You probably can’t imagine what it feels like to wake up not knowing that there is a world beyond the thick blackness of the blankets pulled up over your eyes.

And some days you’re excited. It’s the first day of a vacation trip. It’s Christmas morning.

You probably can’t imagine waking up five or six times that enthusiastic, without any reason at all.

Having bipolar disorder means that steady is as steady does. Because the feelings are almost random.

When blackness enfolds, I write down a list of tasks — even tasks as mundane as “wash the dishes” — and work through them. Otherwise nothing happens. At all.

daily-action-planner

When enthusiasm overwhelms, I have to choose to write down a list of tasks — especially tasks as mundane as “wash the dishes.” Because otherwise I’ll enthuse in 10 or 12 or 20 different directions, almost simultaneously. At the end of the burst, I’ll find myself surrounded by a clutter of unfinished projects and the clutter of an untended life.

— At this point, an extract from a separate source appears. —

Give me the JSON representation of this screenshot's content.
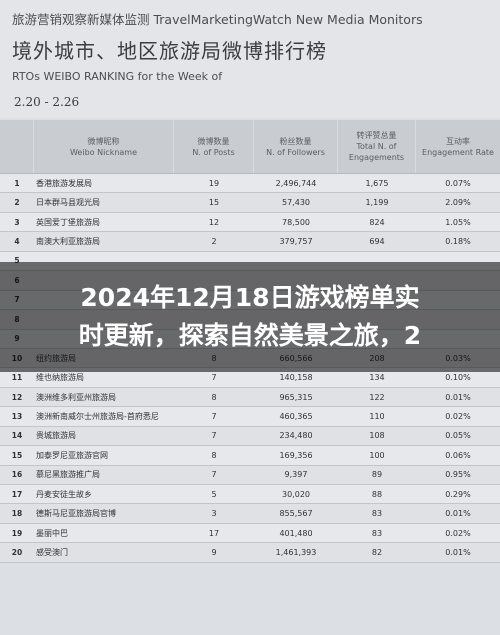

I stay steady by trying to focus on what I need to do. And I stay steady by remembering that the way I feel today is not likely to be the way I feel in three or four weeks.

Female surfboarder
Not me!

I ride my feelings like surf: the enthusiasm powers forward movement; the blackness cannot be allowed to fuel anything bleaker than anticipation. Happily, God has promised a future that is extraordinarily bright, and allows that I live this life in the brilliance of God’s presence, even when God is invisible through the enfolding darkness.

Steady is as steady does. No one is more steady than God.